De esa clase de enigmas se alimenta casi toda obra que pretende exponer el momento fugaz en que una generación se siente dueña y a la vez expulsada del mundo. Acuña no tiene problemas en asumir el peso generacional de su película, al menos el que representa para él. “Vino un chico que había visto la película y me trajo una copia de Menos que cero, de Easton Ellis. Quedaba claro que había cosas de esa etapa de mi vida. Hubo gente que la fue a ver y me trajo El cazador oculto. Eso me gusta: la película tiene un tono y te puede llevar a otros lugares”, se alegra el realizador, quien la madrugada previa al estreno se la pasó en la calle junto a los dos actores protagónicos (Nicolás Mateo y Santiago Pedrero), pintando las paredes con aerosol y esperando los diarios de la mañana para leer las críticas.

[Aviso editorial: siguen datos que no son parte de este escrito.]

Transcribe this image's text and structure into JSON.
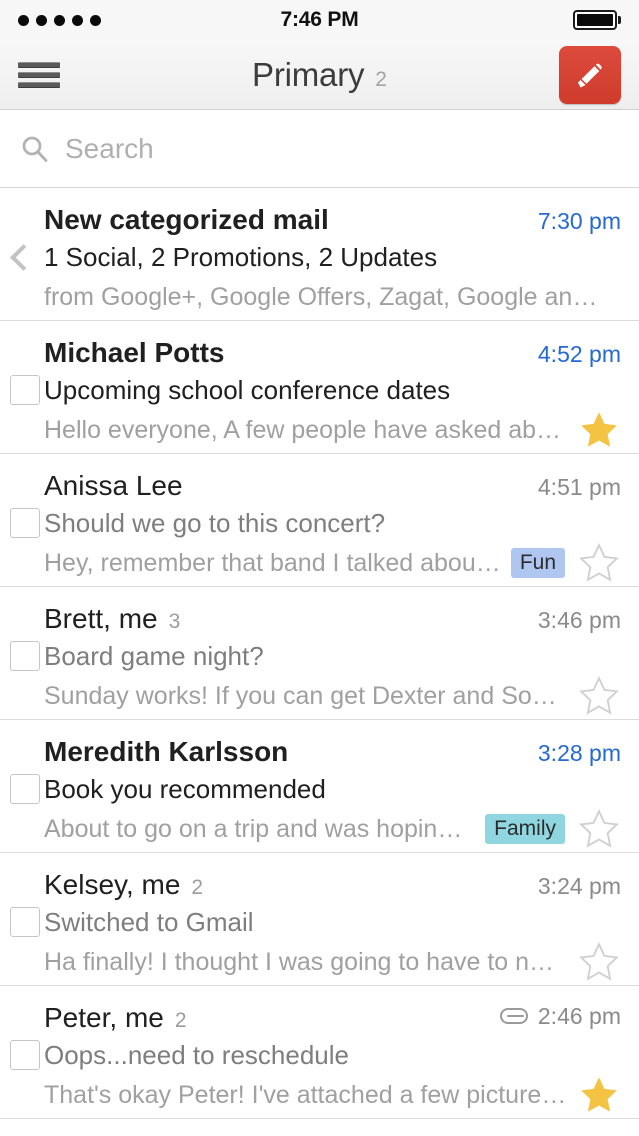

El rock independiente habrá muerto, o pudo no haber existido jamás, pero hay algo que está más allá de todo eso: una sensación que se debilita (o se transforma) a medida que te hacés viejo y que viaja de generación en generación y que tiene que ver con el momento en que te das cuenta de que el mundo es ciertamente incomprensible.